Toujours en Europe, plus d’un siècle plus tard, de l’autre coté du Rideau de fer, l’arrivée au pouvoir en Tchécoslovaquie du réformateur DUBČEK allait entraîner le printemps de Prague et la première fissure, plus tard fatale, du bloc soviétique. « Comme un écho », côté occidental, ce fut le choc de mai 68, « sous les pavés, la plage », cette révolution autant sociétale que sociale et politique qui allait entraîner partout dans le monde occidental combien d’évolutions et de révolutions… des mœurs !
C’est au cœur de l’hiver que va naitre un autre Printemps. En effet, un simple drame local, l’immolation par le feu d’un vendeur ambulant à Sidi Bouzid, en Tunisie, allait y entraîner le 17 décembre 2010 une grande manifestation populaire qui fut le déclenchement de ce que l’on appellera le Printemps arabe. Partout, aux quatre coins du monde arabo-musulman, un après l’autre, les peuples vont se soulever, renverser bien des régimes autoritaires qui les opprimaient, conduisant à des évolutions, des révolutions ou des déflagrations, débouchant souvent sur tant de guerres civiles, telles que certains Etats faillis ne s’en sont toujours pas relevés. Pensons à la Libye, la Syrie, le Yémen…

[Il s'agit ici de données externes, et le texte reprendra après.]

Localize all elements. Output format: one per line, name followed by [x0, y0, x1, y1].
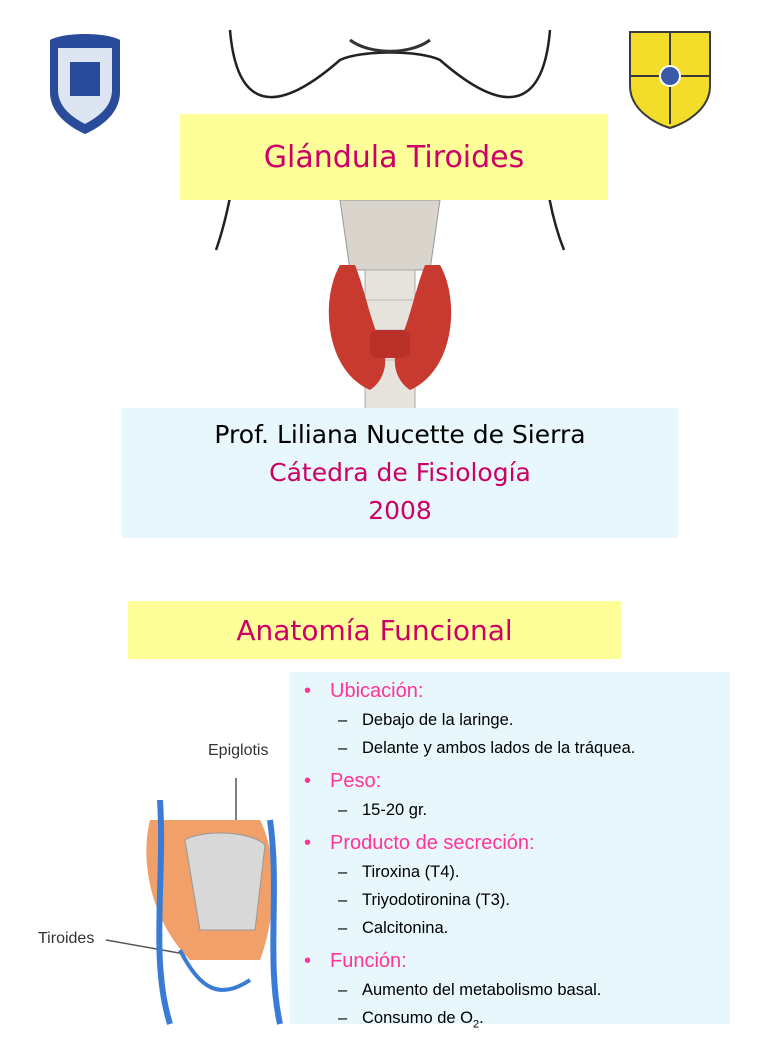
larynx-thyroid-illustration: [0, 760, 290, 1024]
professor-name: Prof. Liliana Nucette de Sierra: [214, 420, 586, 449]
medicine-faculty-shield-logo: [624, 26, 716, 128]
section-title: Anatomía Funcional: [236, 613, 513, 647]
sub-item: – Triyodotironina (T3).: [290, 886, 730, 914]
oxygen-text: Consumo de O: [362, 1009, 473, 1027]
section-title-box: [128, 601, 621, 659]
sub-item: – Debajo de la laringe.: [290, 706, 730, 734]
content-panel: [290, 672, 730, 1031]
sub-item: – Aumento del metabolismo basal.: [290, 976, 730, 1004]
tiroides-label: Tiroides: [38, 930, 95, 947]
epiglotis-label: Epiglotis: [208, 742, 269, 759]
author-info-box: [122, 408, 678, 538]
slide-title: Glándula Tiroides: [263, 139, 525, 175]
university-seal-logo: [44, 32, 126, 134]
oxygen-subscript: 2: [472, 1018, 480, 1031]
bullet-ubicacion: • Ubicación:: [290, 676, 730, 706]
year-text: 2008: [368, 496, 432, 525]
sub-item: – Tiroxina (T4).: [290, 858, 730, 886]
bullet-peso: • Peso:: [290, 766, 730, 796]
sub-item: – 15-20 gr.: [290, 796, 730, 824]
oxygen-suffix: .: [479, 1009, 484, 1027]
sub-item: – Calcitonina.: [290, 914, 730, 942]
slide-title-box: [180, 114, 608, 200]
neck-thyroid-illustration: [180, 0, 600, 420]
bullet-producto: • Producto de secreción:: [290, 828, 730, 858]
bullet-funcion: • Función:: [290, 946, 730, 976]
sub-item-oxygen: [290, 1004, 730, 1038]
department-name: Cátedra de Fisiología: [269, 458, 531, 487]
sub-item: – Delante y ambos lados de la tráquea.: [290, 734, 730, 762]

Les périodes, les situations, les contextes, sont différents, mais il y a une constante à ces quatre Printemps : c’est la volonté des peuples de voir éclore démocratie et liberté. Puissions-nous, malgré l’ombre des extrémismes et populismes, espérer que le choc que nous vivons n’aille pas dans le sens opposé. Je dirai même plus, n’oublions surtout pas ce que nous devons à la démocratie et à la liberté, au-delà de leur mémoire et de la dimension héroïque des combattants les ayant incarnées.
Au cours de ce si singulier printemps 2020, battons-nous avec force et conviction non pas pour préserver, mais pour faire progresser ce si bel héritage et l’Etat de droit que beaucoup nous envient.
« Voici donc les longs jours, lumière, amour, délire !
Voici le printemps ! mars, avril au doux sourire,
Mai fleuri, juin brûlant, tous les beaux mois amis ! … », Printemps, Victor HUGO.